The Natives are Restless

Andrew Jaquith
Andrew Jaquith ∙ Managing Director, Markerbench
2 min read ∙ November 29, 2005

Many readers know that my day job is as a security technology analyst for Yankee Group. Well, it’s about that time of year where we start to wind down our research calendar. One of the things we’re getting out the door is the 2005 Yankee Group Security Leaders and Laggards Survey, in which we ask a statistically relevant number of enterprises (500+) about their spending habits, preferred security suppliers, and future plans.

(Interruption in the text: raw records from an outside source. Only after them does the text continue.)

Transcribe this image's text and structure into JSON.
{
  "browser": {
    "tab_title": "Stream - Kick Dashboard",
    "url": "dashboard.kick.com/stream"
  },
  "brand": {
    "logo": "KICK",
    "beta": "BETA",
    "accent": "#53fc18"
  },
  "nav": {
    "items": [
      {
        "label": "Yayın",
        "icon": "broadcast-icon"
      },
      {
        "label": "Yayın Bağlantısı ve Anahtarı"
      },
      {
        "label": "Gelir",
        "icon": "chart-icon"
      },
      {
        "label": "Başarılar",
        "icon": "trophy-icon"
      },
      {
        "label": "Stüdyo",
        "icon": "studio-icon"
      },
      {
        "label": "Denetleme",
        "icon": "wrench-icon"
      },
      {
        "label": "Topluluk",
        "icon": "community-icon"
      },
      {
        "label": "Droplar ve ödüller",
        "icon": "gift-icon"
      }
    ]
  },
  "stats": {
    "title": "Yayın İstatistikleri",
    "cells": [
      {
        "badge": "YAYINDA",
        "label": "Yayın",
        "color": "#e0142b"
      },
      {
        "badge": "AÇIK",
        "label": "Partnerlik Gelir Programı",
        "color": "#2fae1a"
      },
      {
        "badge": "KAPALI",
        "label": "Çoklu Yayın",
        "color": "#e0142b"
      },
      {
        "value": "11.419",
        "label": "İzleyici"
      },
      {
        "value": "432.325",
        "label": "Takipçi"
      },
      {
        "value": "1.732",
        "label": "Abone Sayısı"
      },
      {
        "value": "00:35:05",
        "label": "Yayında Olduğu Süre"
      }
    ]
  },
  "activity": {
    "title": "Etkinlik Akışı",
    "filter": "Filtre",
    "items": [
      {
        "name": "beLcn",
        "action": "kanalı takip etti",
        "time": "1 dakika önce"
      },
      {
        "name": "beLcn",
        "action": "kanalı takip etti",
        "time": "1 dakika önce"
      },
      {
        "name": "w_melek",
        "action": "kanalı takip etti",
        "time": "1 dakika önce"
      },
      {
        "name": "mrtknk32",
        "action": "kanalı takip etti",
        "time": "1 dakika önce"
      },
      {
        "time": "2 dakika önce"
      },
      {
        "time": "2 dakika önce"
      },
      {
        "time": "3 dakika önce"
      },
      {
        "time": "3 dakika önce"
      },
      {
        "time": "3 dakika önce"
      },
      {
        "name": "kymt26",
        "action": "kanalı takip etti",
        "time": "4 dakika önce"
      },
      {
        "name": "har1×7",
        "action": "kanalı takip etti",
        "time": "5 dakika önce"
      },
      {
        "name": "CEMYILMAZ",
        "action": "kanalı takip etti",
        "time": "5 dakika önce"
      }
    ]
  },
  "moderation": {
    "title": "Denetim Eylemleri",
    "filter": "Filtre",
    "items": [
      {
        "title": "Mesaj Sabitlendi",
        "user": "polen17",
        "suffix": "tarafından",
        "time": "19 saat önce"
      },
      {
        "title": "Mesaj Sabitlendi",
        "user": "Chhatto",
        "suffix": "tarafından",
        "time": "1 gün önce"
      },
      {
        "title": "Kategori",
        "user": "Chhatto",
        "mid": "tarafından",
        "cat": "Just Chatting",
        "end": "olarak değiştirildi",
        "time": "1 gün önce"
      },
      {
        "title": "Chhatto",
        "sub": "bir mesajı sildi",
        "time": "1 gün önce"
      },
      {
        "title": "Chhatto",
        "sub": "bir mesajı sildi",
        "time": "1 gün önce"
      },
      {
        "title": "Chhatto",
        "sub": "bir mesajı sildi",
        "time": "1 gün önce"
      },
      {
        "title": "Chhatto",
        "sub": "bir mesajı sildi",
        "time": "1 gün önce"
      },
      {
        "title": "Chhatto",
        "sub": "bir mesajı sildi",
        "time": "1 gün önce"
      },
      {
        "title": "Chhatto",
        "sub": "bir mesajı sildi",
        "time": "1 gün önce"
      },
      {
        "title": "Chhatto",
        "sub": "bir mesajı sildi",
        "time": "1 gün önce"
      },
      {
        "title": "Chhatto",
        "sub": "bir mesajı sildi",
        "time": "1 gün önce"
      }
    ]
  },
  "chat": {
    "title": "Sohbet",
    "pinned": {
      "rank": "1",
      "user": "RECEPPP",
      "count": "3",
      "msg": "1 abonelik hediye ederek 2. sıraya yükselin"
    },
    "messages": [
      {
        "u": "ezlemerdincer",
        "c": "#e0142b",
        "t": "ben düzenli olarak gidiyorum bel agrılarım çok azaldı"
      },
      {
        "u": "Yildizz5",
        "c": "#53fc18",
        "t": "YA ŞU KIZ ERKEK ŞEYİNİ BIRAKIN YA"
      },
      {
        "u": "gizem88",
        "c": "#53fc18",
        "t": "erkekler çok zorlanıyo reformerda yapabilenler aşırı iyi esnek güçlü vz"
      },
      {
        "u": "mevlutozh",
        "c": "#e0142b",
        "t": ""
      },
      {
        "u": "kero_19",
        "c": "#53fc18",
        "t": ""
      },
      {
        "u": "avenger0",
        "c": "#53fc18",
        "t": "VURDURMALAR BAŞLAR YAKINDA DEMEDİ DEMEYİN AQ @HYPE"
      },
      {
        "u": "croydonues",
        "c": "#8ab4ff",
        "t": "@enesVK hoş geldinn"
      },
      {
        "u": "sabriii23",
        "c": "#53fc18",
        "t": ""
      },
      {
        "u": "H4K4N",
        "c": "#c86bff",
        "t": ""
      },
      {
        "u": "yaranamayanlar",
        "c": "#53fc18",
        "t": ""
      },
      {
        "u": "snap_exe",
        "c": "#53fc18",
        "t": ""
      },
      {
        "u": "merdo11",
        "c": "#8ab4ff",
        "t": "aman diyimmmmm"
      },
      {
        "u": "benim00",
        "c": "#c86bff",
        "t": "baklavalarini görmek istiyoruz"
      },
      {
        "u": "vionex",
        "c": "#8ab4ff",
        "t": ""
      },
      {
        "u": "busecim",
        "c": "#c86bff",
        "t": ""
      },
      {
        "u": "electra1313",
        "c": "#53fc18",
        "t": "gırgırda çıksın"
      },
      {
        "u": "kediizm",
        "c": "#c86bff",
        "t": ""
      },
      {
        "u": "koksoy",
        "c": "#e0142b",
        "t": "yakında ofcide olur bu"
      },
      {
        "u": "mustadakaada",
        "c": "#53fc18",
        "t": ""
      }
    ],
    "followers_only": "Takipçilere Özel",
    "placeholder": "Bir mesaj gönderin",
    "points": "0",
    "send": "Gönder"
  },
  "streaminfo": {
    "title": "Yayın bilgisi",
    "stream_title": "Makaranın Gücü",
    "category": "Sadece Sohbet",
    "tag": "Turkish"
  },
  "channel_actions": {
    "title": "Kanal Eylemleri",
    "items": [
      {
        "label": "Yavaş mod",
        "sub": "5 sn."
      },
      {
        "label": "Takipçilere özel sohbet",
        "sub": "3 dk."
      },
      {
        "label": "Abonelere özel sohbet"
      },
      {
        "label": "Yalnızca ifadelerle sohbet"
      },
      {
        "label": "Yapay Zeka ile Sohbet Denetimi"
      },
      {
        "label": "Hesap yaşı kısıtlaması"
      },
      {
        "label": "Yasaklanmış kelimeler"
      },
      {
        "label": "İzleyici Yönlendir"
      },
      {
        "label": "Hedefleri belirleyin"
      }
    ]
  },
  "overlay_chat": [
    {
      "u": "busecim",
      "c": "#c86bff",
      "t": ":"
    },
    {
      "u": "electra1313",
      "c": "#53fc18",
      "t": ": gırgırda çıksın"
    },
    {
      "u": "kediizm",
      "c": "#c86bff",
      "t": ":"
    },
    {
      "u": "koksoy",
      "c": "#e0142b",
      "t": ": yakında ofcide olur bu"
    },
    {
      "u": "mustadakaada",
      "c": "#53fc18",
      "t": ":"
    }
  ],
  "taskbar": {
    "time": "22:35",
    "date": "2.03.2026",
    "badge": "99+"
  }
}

This year, we added a special set of questions designed to force choices between several competing alternatives. For example, we asked whether enterprises preferred to work with resellers, or direct with security vendors. Probably the most interesting (read: mischievous) question we asked was this one:

Tell us what outcome is desirable: 1) backporting future Vista security features to older Windows versions (XP, 2000) versus. 2) Enterprise migration to Vista

Now, you might think that companies would be jazzed up about the security improvements Microsoft has promised for Vista, and that upgrading would be something companies would prefer to do. Our data shows exactly the opposite:

  • 5% of customers found upgrading “extremely desirable”: 12% said it was “desirable”
  • 30% were “neutral”
  • An even 26% said that backporting was either “desirable”; ditto with “extremely desirable”

But wait, there’s more!

When we look only at what we call security “leaders”—those companies that spend the highest percentage of their IT budgets on security—the differences are even more pronounced. Fully 40% of Leaders felt that backporting was extremely desirable; after adding in the “desirable” percentage, the total favoring backporting is a sky-high 65%. That is a stunning number.

Now consider the additional fact that Vista won’t run acceptably on hardware older than about a year. Consider also Joe Wilcox’ observation that Microsoft has missed as hardware upgrade cycle. When you put all of those things together, it tells me that customers don’t want a forklift upgrade to a more secure operating system forced on them.

Does this just reflect common sense? Probably. I just didn’t expect the numbers to work out quite this unequivocally.